# Taiji Zhang



## Ma_Kuiwu (Jul 3, 2003)

*Are any of  you familliar with the form "Parting the Mist with the Palms" or Taiji Zhang? The form seems to be a set exclusively taught by disciples of the late Grandmaster Zhao Zhuxi (Chiu Chuk Kai).
My Shifu  teaches this set as the first form in the Taiji system, tho there are some Chen family forms included. Are ther eany Chuk-Kai lineage Taiji practitoners out there?*


----------



## arnisador (Jul 4, 2003)

I don't recognize it!


----------



## Taiji fan (Jul 7, 2003)

haven't heard of 'parting the mist with palms'  but in Beijing, Professor Zhang Guangde teaches a taiji form called Daoyin Taiji Zhang....apparently he invented it.....


----------



## Ken JP Stuczynski (Jul 7, 2003)

Various romanizations of Supreme Ultimate Fist:

Tai Chi Ch'uan (old Wade-Giles)
Taijiquan / Taiji Quan (Pinyin)
Taiji Zhang (Pinyin, but may imply "palm" instead of "fist")

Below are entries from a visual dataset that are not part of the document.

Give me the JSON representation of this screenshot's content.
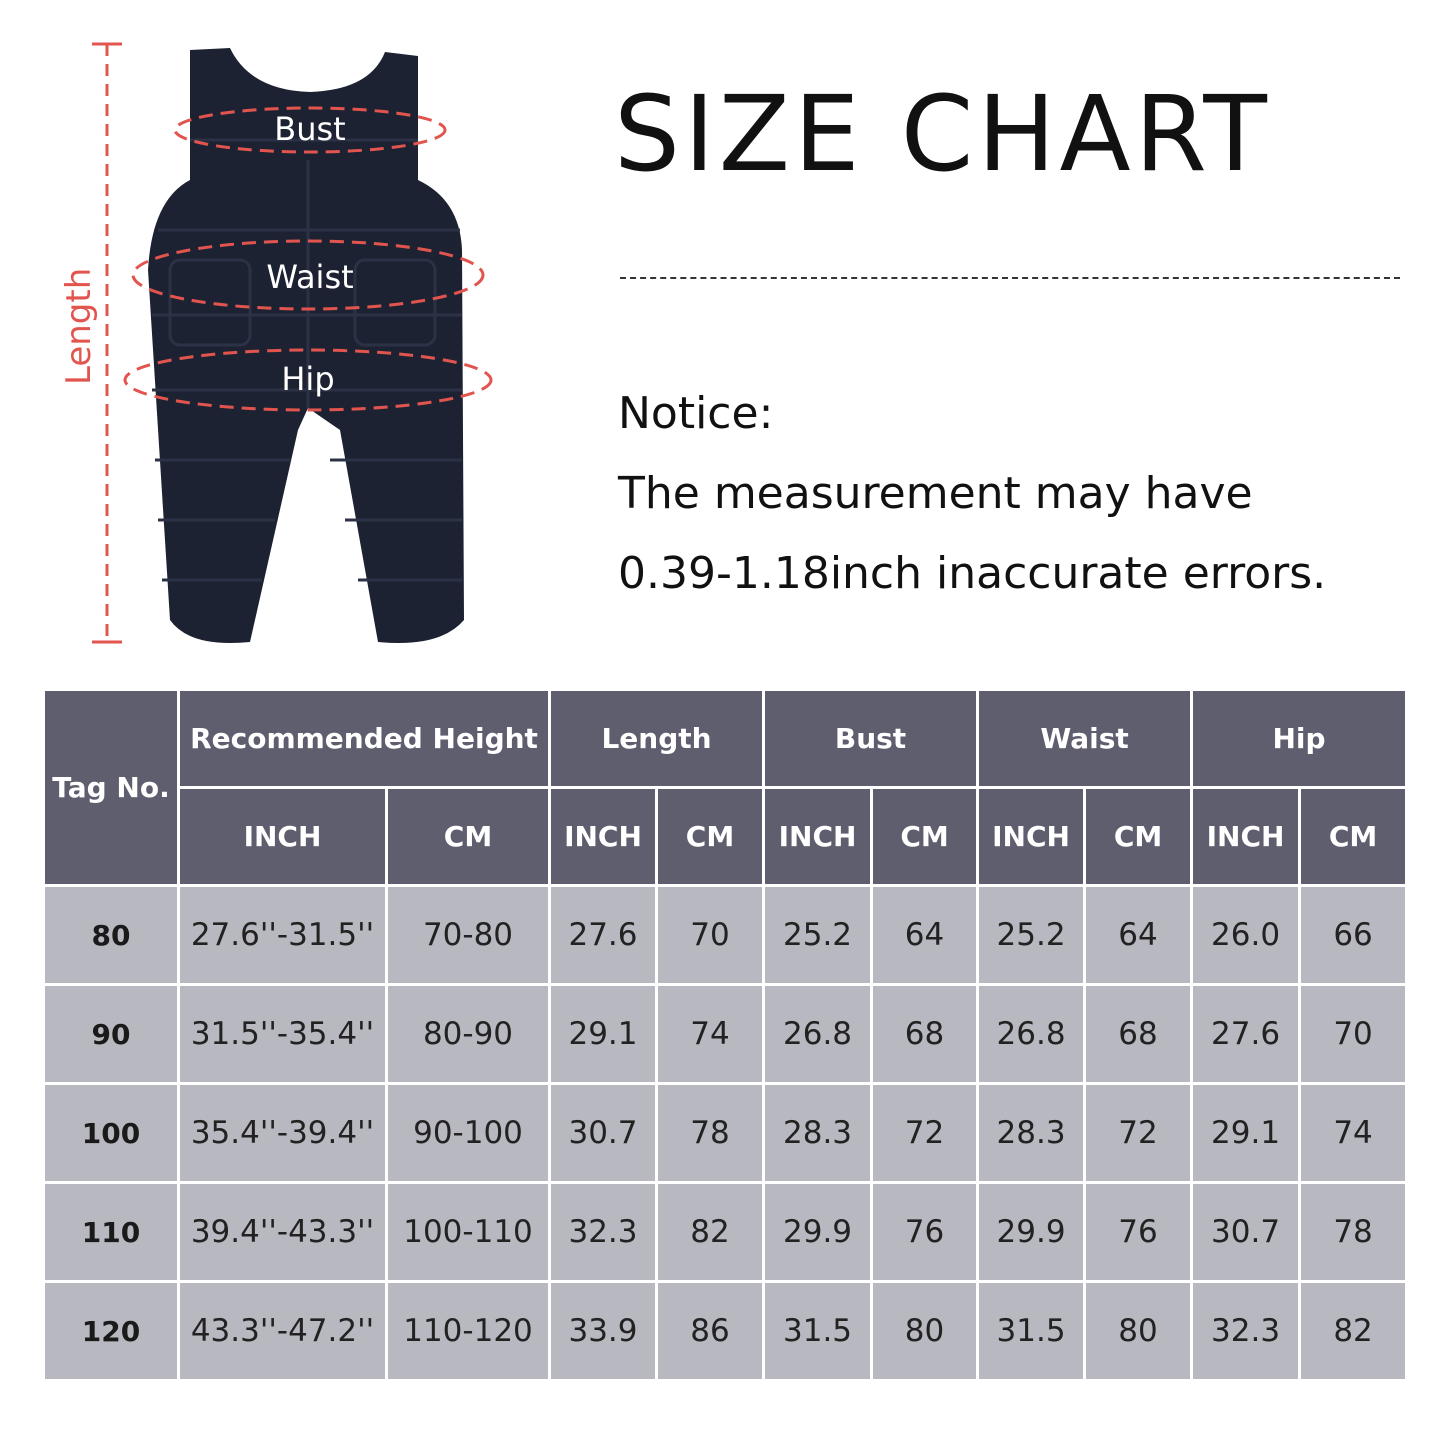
{
  "title": "SIZE CHART",
  "notice": {
    "heading": "Notice:",
    "line1": "The measurement may have",
    "line2": "0.39-1.18inch inaccurate errors."
  },
  "diagram": {
    "labels": {
      "bust": "Bust",
      "waist": "Waist",
      "hip": "Hip",
      "length": "Length"
    },
    "garment_color": "#1d2233",
    "marker_color": "#e2554f"
  },
  "table": {
    "colors": {
      "header": "#5f5e6f",
      "body": "#b8b8c0"
    },
    "tag_header": "Tag No.",
    "groups": [
      "Recommended Height",
      "Length",
      "Bust",
      "Waist",
      "Hip"
    ],
    "units": [
      "INCH",
      "CM",
      "INCH",
      "CM",
      "INCH",
      "CM",
      "INCH",
      "CM",
      "INCH",
      "CM"
    ],
    "rows": [
      [
        "80",
        "27.6''-31.5''",
        "70-80",
        "27.6",
        "70",
        "25.2",
        "64",
        "25.2",
        "64",
        "26.0",
        "66"
      ],
      [
        "90",
        "31.5''-35.4''",
        "80-90",
        "29.1",
        "74",
        "26.8",
        "68",
        "26.8",
        "68",
        "27.6",
        "70"
      ],
      [
        "100",
        "35.4''-39.4''",
        "90-100",
        "30.7",
        "78",
        "28.3",
        "72",
        "28.3",
        "72",
        "29.1",
        "74"
      ],
      [
        "110",
        "39.4''-43.3''",
        "100-110",
        "32.3",
        "82",
        "29.9",
        "76",
        "29.9",
        "76",
        "30.7",
        "78"
      ],
      [
        "120",
        "43.3''-47.2''",
        "110-120",
        "33.9",
        "86",
        "31.5",
        "80",
        "31.5",
        "80",
        "32.3",
        "82"
      ]
    ]
  }
}
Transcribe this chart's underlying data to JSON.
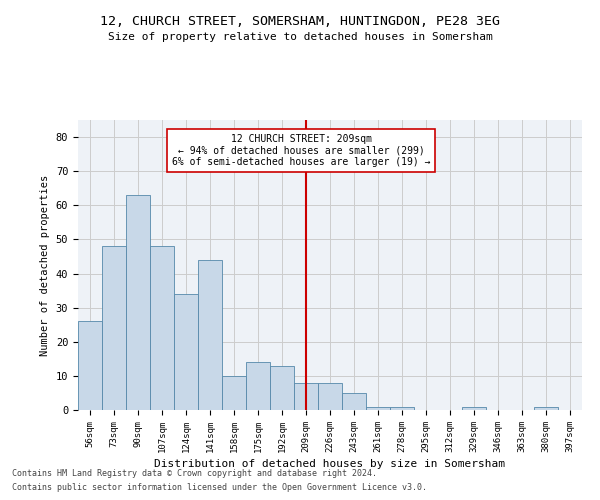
{
  "title_line1": "12, CHURCH STREET, SOMERSHAM, HUNTINGDON, PE28 3EG",
  "title_line2": "Size of property relative to detached houses in Somersham",
  "xlabel": "Distribution of detached houses by size in Somersham",
  "ylabel": "Number of detached properties",
  "bar_labels": [
    "56sqm",
    "73sqm",
    "90sqm",
    "107sqm",
    "124sqm",
    "141sqm",
    "158sqm",
    "175sqm",
    "192sqm",
    "209sqm",
    "226sqm",
    "243sqm",
    "261sqm",
    "278sqm",
    "295sqm",
    "312sqm",
    "329sqm",
    "346sqm",
    "363sqm",
    "380sqm",
    "397sqm"
  ],
  "bar_values": [
    26,
    48,
    63,
    48,
    34,
    44,
    10,
    14,
    13,
    8,
    8,
    5,
    1,
    1,
    0,
    0,
    1,
    0,
    0,
    1,
    0
  ],
  "bar_color": "#c8d8e8",
  "bar_edgecolor": "#5588aa",
  "vline_x": 9,
  "vline_color": "#cc0000",
  "annotation_text": "12 CHURCH STREET: 209sqm\n← 94% of detached houses are smaller (299)\n6% of semi-detached houses are larger (19) →",
  "annotation_box_color": "#ffffff",
  "annotation_box_edgecolor": "#cc0000",
  "ylim": [
    0,
    85
  ],
  "yticks": [
    0,
    10,
    20,
    30,
    40,
    50,
    60,
    70,
    80
  ],
  "grid_color": "#cccccc",
  "background_color": "#eef2f7",
  "footer_line1": "Contains HM Land Registry data © Crown copyright and database right 2024.",
  "footer_line2": "Contains public sector information licensed under the Open Government Licence v3.0."
}
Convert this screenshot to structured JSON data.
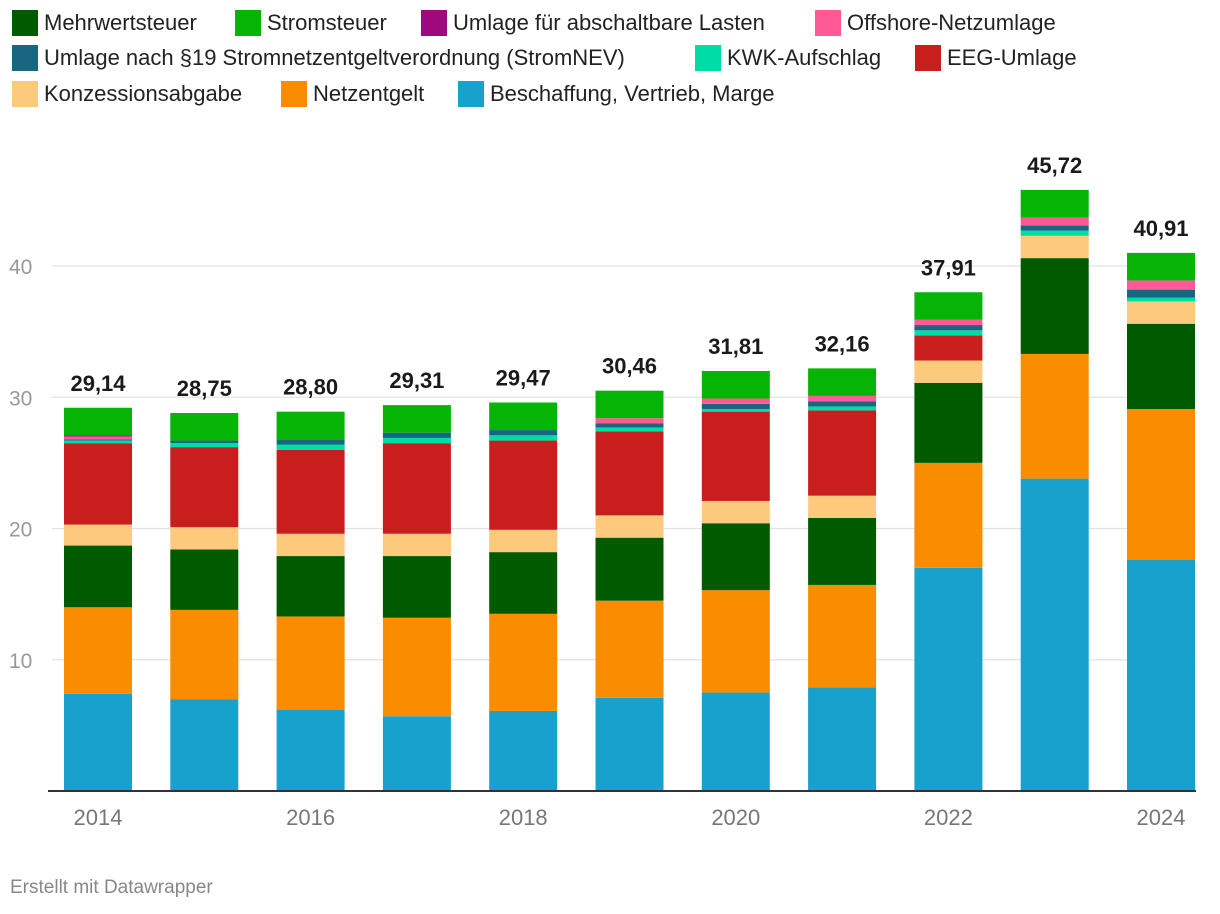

In other words, it may be splitting hairs to say Taiji Zhang is not just a variation of Taijiquan.

Someone please correct me if this is in error.


----------



## Ma_Kuiwu (Jul 7, 2003)

I didnt say that it wasnt Taijiquan. 

I am familliar with the Chinese language (moreso with Hanyu Pinyin than Wade-Giles) and I assure you the translation is correct, its not actually mine. Its something all on its own.

Taiji Zhang is simply a rare set of Taiji that was taught to Grandmaster Zhao Zhuxi by a Taoist Monk during the Qin Dynasty.

The form involves no punching techniques, and I was simply trying to find any of Grandmaster Zhao Zhuxies students or members of his lineage to compare or take notes from.

The form is only taught (as far as I know) by Students of Grandmaster Zhao, and not all of them at that. It is very rare.

Regards,
Kuiwu


----------



## Taiji fan (Jul 8, 2003)

the Taiji Zhang form I saw, looked mostly like a combined form that included palpation of your own acupressure points at various points during the form.  The form itself appears quite dance like and was designed purely as an exercise, it appears to have little combat value.  It doesn't sound as if it is the one you are asking about other than in name only....


----------



## Ma_Kuiwu (Jul 8, 2003)

Nope. Master Lee's Taiji Zhang will whip your a$$.


----------